Madame X, 1884, Image Courtesy of the Metropolitan Museum of Art (OASC)
In Decadence and the Senses, ed. Jane Desmaris and Alice Conde (Legenda Press/MHRA, 2017), 183-199.
Abstract
When John Singer Sargent exhibited his portrait of Madame X in the 1884 Salon, audiences cried that she resembled a corpse. Indeed, the potash of chlorate mixture gave her skin a lavender tinge, which contrasted strikingly with the dyed red henna in her hair. This eccentric combination is what ultimately incited in Sargent a desire to paint, unsolicited, this ‘great beauty,’ a work that many argue was the downfall of his Parisian career. Susan Sidlauskas’s article about Madame X’s painted skin has explored the historical notion of the ‘professional beauty’ in the wider context of nineteenth century cosmetic practices. Yet aside from Madame X’s penchant for the dramatic, however, lies the underlying focus of the painting – the exposure, to an ‘indecent’ degree, of her skin. My aim will be to explore such white female skin not through its status in social performance, but rather as an altogether different obsession; Aestheticism’s fascination with the whiteness of the sculptural body and its implications of desire and deity, described by Pater as a ‘white light…purged from the empty angry, blood like stains of action and passion, reveals, not what is accidental in man, but the god in him…”

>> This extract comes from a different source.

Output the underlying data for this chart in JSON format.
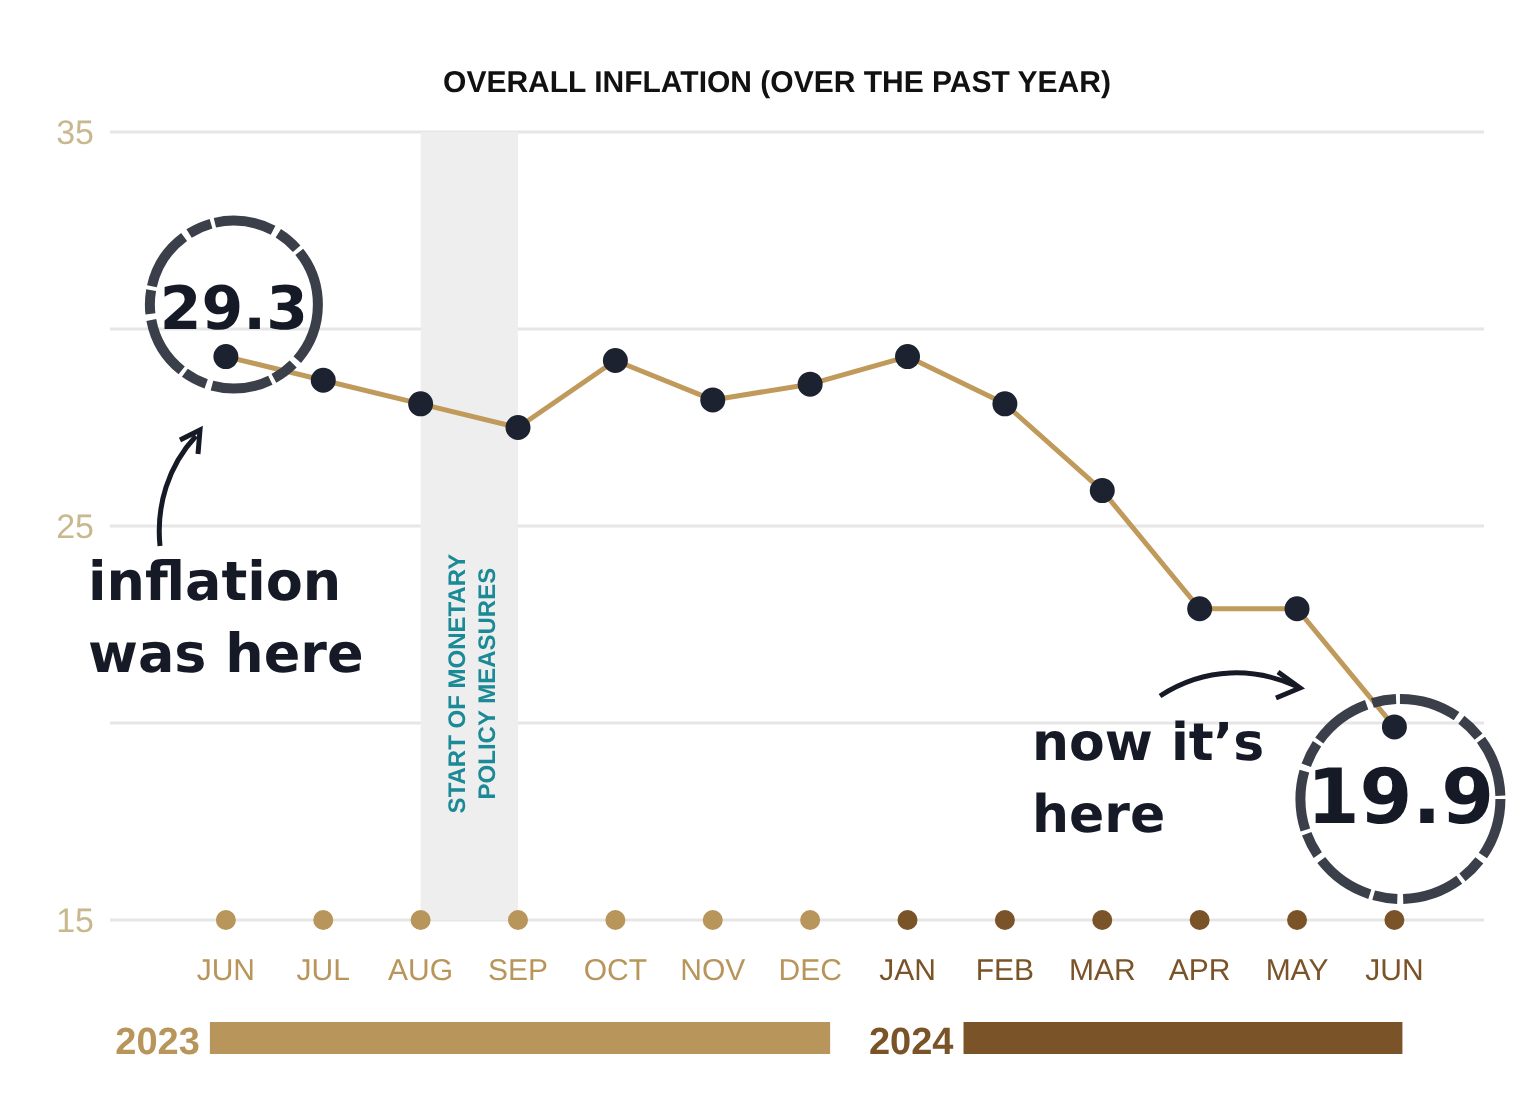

Aestheticism’s discussions on ‘whiteness’ will first be situated within an overall cultural and social context, beginning with Queen Victoria’s choice for a white wedding gown in her marriage to Prince Albert in 1840, which spurred the twinning of whiteness with feminine domestic purity, and a representation of virginal bodies. Aestheticism reacted against such color ethics by looking to associate them with their antagonists - death, decay, and negation. Vernon Lee would examine this more fully in her 1908 discussion on white in ‘Beauty and Sanity’ from Lauris Nobilis, crying, ‘But what if we do not care for white, what if its insipidity sickens us […]?’ That Lee, as a lesbian, would rally against white as a representation of heterosexual love and purity would find support in Pater’s ever present discussions of the ‘whiteness’ of Greek sculpture, which was used by many Aesthetic writers as a blank canvas onto which they could safely project their own same sex desires.

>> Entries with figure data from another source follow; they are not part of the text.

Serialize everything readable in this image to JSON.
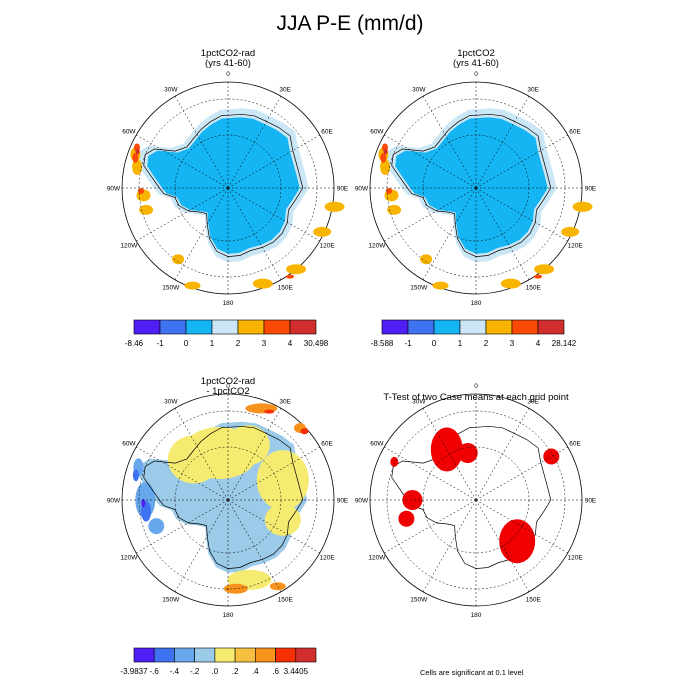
{
  "page": {
    "title": "JJA P-E (mm/d)",
    "footnote": "Cells are significant at 0.1 level"
  },
  "colors": {
    "pe_scale": [
      "#4f1ef5",
      "#3f72f0",
      "#14b5f2",
      "#cbe6f5",
      "#f9b400",
      "#fa4a05",
      "#d32e2e"
    ],
    "diff_scale": [
      "#4f1ef5",
      "#3f72f0",
      "#67a8ec",
      "#9ccbe9",
      "#f6eb71",
      "#f6bf3f",
      "#f7931c",
      "#f73003",
      "#d32e2e"
    ],
    "significant": "#f00000",
    "land_outline": "#000000"
  },
  "chart_data": [
    {
      "type": "heatmap",
      "projection": "south-polar-stereographic",
      "title": "1pctCO2-rad",
      "subtitle": "(yrs 41-60)",
      "longitude_labels": [
        "0",
        "30E",
        "60E",
        "90E",
        "120E",
        "150E",
        "180",
        "150W",
        "120W",
        "90W",
        "60W",
        "30W"
      ],
      "colorbar": {
        "labels": [
          "-8.46",
          "-1",
          "0",
          "1",
          "2",
          "3",
          "4",
          "30.498"
        ],
        "min": -8.46,
        "max": 30.498,
        "levels": [
          -1,
          0,
          1,
          2,
          3,
          4
        ]
      },
      "dominant_values": {
        "continental_interior": "0 to 1",
        "coastal_margins": "1 to 2",
        "peninsula_and_coast": "2 to 4 and above"
      }
    },
    {
      "type": "heatmap",
      "projection": "south-polar-stereographic",
      "title": "1pctCO2",
      "subtitle": "(yrs 41-60)",
      "longitude_labels": [
        "0",
        "30E",
        "60E",
        "90E",
        "120E",
        "150E",
        "180",
        "150W",
        "120W",
        "90W",
        "60W",
        "30W"
      ],
      "colorbar": {
        "labels": [
          "-8.588",
          "-1",
          "0",
          "1",
          "2",
          "3",
          "4",
          "28.142"
        ],
        "min": -8.588,
        "max": 28.142,
        "levels": [
          -1,
          0,
          1,
          2,
          3,
          4
        ]
      },
      "dominant_values": {
        "continental_interior": "0 to 1",
        "coastal_margins": "1 to 2",
        "peninsula_and_coast": "2 to 4 and above"
      }
    },
    {
      "type": "heatmap",
      "projection": "south-polar-stereographic",
      "title": "1pctCO2-rad",
      "subtitle": "- 1pctCO2",
      "longitude_labels": [
        "0",
        "30E",
        "60E",
        "90E",
        "120E",
        "150E",
        "180",
        "150W",
        "120W",
        "90W",
        "60W",
        "30W"
      ],
      "colorbar": {
        "labels": [
          "-3.9837",
          "-.6",
          "-.4",
          "-.2",
          ".0",
          ".2",
          ".4",
          ".6",
          "3.4405"
        ],
        "min": -3.9837,
        "max": 3.4405,
        "levels": [
          -0.6,
          -0.4,
          -0.2,
          0.0,
          0.2,
          0.4,
          0.6
        ]
      },
      "dominant_values": {
        "east_antarctica": "-0.2 to 0.2",
        "peninsula_west_coast": "-0.6 and below",
        "coastal_patches": "0.4 to 0.6 and above"
      }
    },
    {
      "type": "heatmap",
      "projection": "south-polar-stereographic",
      "title": "T-Test of two Case means at each grid point",
      "subtitle": "",
      "longitude_labels": [
        "0",
        "30E",
        "60E",
        "90E",
        "120E",
        "150E",
        "180",
        "150W",
        "120W",
        "90W",
        "60W",
        "30W"
      ],
      "significance_level": 0.1
    }
  ]
}
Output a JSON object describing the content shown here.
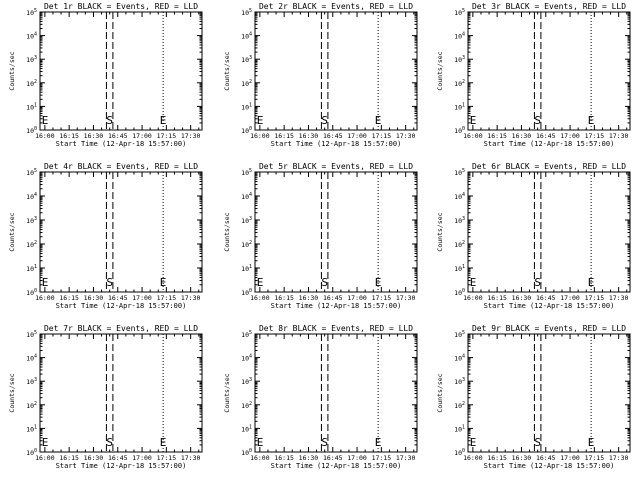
{
  "chart_data": [
    {
      "type": "line",
      "title": "Det 1r BLACK = Events, RED = LLD",
      "xlabel": "Start Time (12-Apr-18 15:57:00)",
      "ylabel": "Counts/sec",
      "x_ticks": [
        "16:00",
        "16:15",
        "16:30",
        "16:45",
        "17:00",
        "17:15",
        "17:30"
      ],
      "x_range": [
        "15:57",
        "17:37"
      ],
      "y_scale": "log",
      "y_ticks": [
        "10^0",
        "10^1",
        "10^2",
        "10^3",
        "10^4",
        "10^5"
      ],
      "ylim": [
        1,
        100000
      ],
      "vlines_dotted": [
        "15:57",
        "17:13",
        "17:37"
      ],
      "vlines_dashed": [
        "16:38",
        "16:42"
      ],
      "markers": [
        {
          "label": "E",
          "x": "15:57"
        },
        {
          "label": "S",
          "x": "16:40"
        },
        {
          "label": "E",
          "x": "17:13"
        }
      ],
      "series": []
    },
    {
      "type": "line",
      "title": "Det 2r BLACK = Events, RED = LLD",
      "xlabel": "Start Time (12-Apr-18 15:57:00)",
      "ylabel": "Counts/sec",
      "x_ticks": [
        "16:00",
        "16:15",
        "16:30",
        "16:45",
        "17:00",
        "17:15",
        "17:30"
      ],
      "x_range": [
        "15:57",
        "17:37"
      ],
      "y_scale": "log",
      "y_ticks": [
        "10^0",
        "10^1",
        "10^2",
        "10^3",
        "10^4",
        "10^5"
      ],
      "ylim": [
        1,
        100000
      ],
      "vlines_dotted": [
        "15:57",
        "17:13",
        "17:37"
      ],
      "vlines_dashed": [
        "16:38",
        "16:42"
      ],
      "markers": [
        {
          "label": "E",
          "x": "15:57"
        },
        {
          "label": "S",
          "x": "16:40"
        },
        {
          "label": "E",
          "x": "17:13"
        }
      ],
      "series": []
    },
    {
      "type": "line",
      "title": "Det 3r BLACK = Events, RED = LLD",
      "xlabel": "Start Time (12-Apr-18 15:57:00)",
      "ylabel": "Counts/sec",
      "x_ticks": [
        "16:00",
        "16:15",
        "16:30",
        "16:45",
        "17:00",
        "17:15",
        "17:30"
      ],
      "x_range": [
        "15:57",
        "17:37"
      ],
      "y_scale": "log",
      "y_ticks": [
        "10^0",
        "10^1",
        "10^2",
        "10^3",
        "10^4",
        "10^5"
      ],
      "ylim": [
        1,
        100000
      ],
      "vlines_dotted": [
        "15:57",
        "17:13",
        "17:37"
      ],
      "vlines_dashed": [
        "16:38",
        "16:42"
      ],
      "markers": [
        {
          "label": "E",
          "x": "15:57"
        },
        {
          "label": "S",
          "x": "16:40"
        },
        {
          "label": "E",
          "x": "17:13"
        }
      ],
      "series": []
    },
    {
      "type": "line",
      "title": "Det 4r BLACK = Events, RED = LLD",
      "xlabel": "Start Time (12-Apr-18 15:57:00)",
      "ylabel": "Counts/sec",
      "x_ticks": [
        "16:00",
        "16:15",
        "16:30",
        "16:45",
        "17:00",
        "17:15",
        "17:30"
      ],
      "x_range": [
        "15:57",
        "17:37"
      ],
      "y_scale": "log",
      "y_ticks": [
        "10^0",
        "10^1",
        "10^2",
        "10^3",
        "10^4",
        "10^5"
      ],
      "ylim": [
        1,
        100000
      ],
      "vlines_dotted": [
        "15:57",
        "17:13",
        "17:37"
      ],
      "vlines_dashed": [
        "16:38",
        "16:42"
      ],
      "markers": [
        {
          "label": "E",
          "x": "15:57"
        },
        {
          "label": "S",
          "x": "16:40"
        },
        {
          "label": "E",
          "x": "17:13"
        }
      ],
      "series": []
    },
    {
      "type": "line",
      "title": "Det 5r BLACK = Events, RED = LLD",
      "xlabel": "Start Time (12-Apr-18 15:57:00)",
      "ylabel": "Counts/sec",
      "x_ticks": [
        "16:00",
        "16:15",
        "16:30",
        "16:45",
        "17:00",
        "17:15",
        "17:30"
      ],
      "x_range": [
        "15:57",
        "17:37"
      ],
      "y_scale": "log",
      "y_ticks": [
        "10^0",
        "10^1",
        "10^2",
        "10^3",
        "10^4",
        "10^5"
      ],
      "ylim": [
        1,
        100000
      ],
      "vlines_dotted": [
        "15:57",
        "17:13",
        "17:37"
      ],
      "vlines_dashed": [
        "16:38",
        "16:42"
      ],
      "markers": [
        {
          "label": "E",
          "x": "15:57"
        },
        {
          "label": "S",
          "x": "16:40"
        },
        {
          "label": "E",
          "x": "17:13"
        }
      ],
      "series": []
    },
    {
      "type": "line",
      "title": "Det 6r BLACK = Events, RED = LLD",
      "xlabel": "Start Time (12-Apr-18 15:57:00)",
      "ylabel": "Counts/sec",
      "x_ticks": [
        "16:00",
        "16:15",
        "16:30",
        "16:45",
        "17:00",
        "17:15",
        "17:30"
      ],
      "x_range": [
        "15:57",
        "17:37"
      ],
      "y_scale": "log",
      "y_ticks": [
        "10^0",
        "10^1",
        "10^2",
        "10^3",
        "10^4",
        "10^5"
      ],
      "ylim": [
        1,
        100000
      ],
      "vlines_dotted": [
        "15:57",
        "17:13",
        "17:37"
      ],
      "vlines_dashed": [
        "16:38",
        "16:42"
      ],
      "markers": [
        {
          "label": "E",
          "x": "15:57"
        },
        {
          "label": "S",
          "x": "16:40"
        },
        {
          "label": "E",
          "x": "17:13"
        }
      ],
      "series": []
    },
    {
      "type": "line",
      "title": "Det 7r BLACK = Events, RED = LLD",
      "xlabel": "Start Time (12-Apr-18 15:57:00)",
      "ylabel": "Counts/sec",
      "x_ticks": [
        "16:00",
        "16:15",
        "16:30",
        "16:45",
        "17:00",
        "17:15",
        "17:30"
      ],
      "x_range": [
        "15:57",
        "17:37"
      ],
      "y_scale": "log",
      "y_ticks": [
        "10^0",
        "10^1",
        "10^2",
        "10^3",
        "10^4",
        "10^5"
      ],
      "ylim": [
        1,
        100000
      ],
      "vlines_dotted": [
        "15:57",
        "17:13",
        "17:37"
      ],
      "vlines_dashed": [
        "16:38",
        "16:42"
      ],
      "markers": [
        {
          "label": "E",
          "x": "15:57"
        },
        {
          "label": "S",
          "x": "16:40"
        },
        {
          "label": "E",
          "x": "17:13"
        }
      ],
      "series": []
    },
    {
      "type": "line",
      "title": "Det 8r BLACK = Events, RED = LLD",
      "xlabel": "Start Time (12-Apr-18 15:57:00)",
      "ylabel": "Counts/sec",
      "x_ticks": [
        "16:00",
        "16:15",
        "16:30",
        "16:45",
        "17:00",
        "17:15",
        "17:30"
      ],
      "x_range": [
        "15:57",
        "17:37"
      ],
      "y_scale": "log",
      "y_ticks": [
        "10^0",
        "10^1",
        "10^2",
        "10^3",
        "10^4",
        "10^5"
      ],
      "ylim": [
        1,
        100000
      ],
      "vlines_dotted": [
        "15:57",
        "17:13",
        "17:37"
      ],
      "vlines_dashed": [
        "16:38",
        "16:42"
      ],
      "markers": [
        {
          "label": "E",
          "x": "15:57"
        },
        {
          "label": "S",
          "x": "16:40"
        },
        {
          "label": "E",
          "x": "17:13"
        }
      ],
      "series": []
    },
    {
      "type": "line",
      "title": "Det 9r BLACK = Events, RED = LLD",
      "xlabel": "Start Time (12-Apr-18 15:57:00)",
      "ylabel": "Counts/sec",
      "x_ticks": [
        "16:00",
        "16:15",
        "16:30",
        "16:45",
        "17:00",
        "17:15",
        "17:30"
      ],
      "x_range": [
        "15:57",
        "17:37"
      ],
      "y_scale": "log",
      "y_ticks": [
        "10^0",
        "10^1",
        "10^2",
        "10^3",
        "10^4",
        "10^5"
      ],
      "ylim": [
        1,
        100000
      ],
      "vlines_dotted": [
        "15:57",
        "17:13",
        "17:37"
      ],
      "vlines_dashed": [
        "16:38",
        "16:42"
      ],
      "markers": [
        {
          "label": "E",
          "x": "15:57"
        },
        {
          "label": "S",
          "x": "16:40"
        },
        {
          "label": "E",
          "x": "17:13"
        }
      ],
      "series": []
    }
  ],
  "colors": {
    "background": "#ffffff",
    "foreground": "#000000"
  }
}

My recent discovery of Sargent’s acknowledgement to Lee that he was reading Pater in 1881 will support my assertion that Sargent’s fascination with the showing and revealing of female skin in his early portraits is a deliberate visual interpretation of his engagement with the Aesthetic concept of the white sculptural body as metaphor for non-normative passion. My discussion will come full circle back to analysis of Madame X, and her intended companion portrait, Mrs. Henry White, which, in their wildly contradictory presentations of female white bodies, represents Sargent’s own thoughts on the accepted versus subversive symbolism of the color. Ultimately, Madame X, in her columnar body and expanse of skin, will act as Sargent’s own ‘white sculptural body,’ advertising his Aesthetic leanings and ultimately, his own ‘curious and bizarre’ pursuits.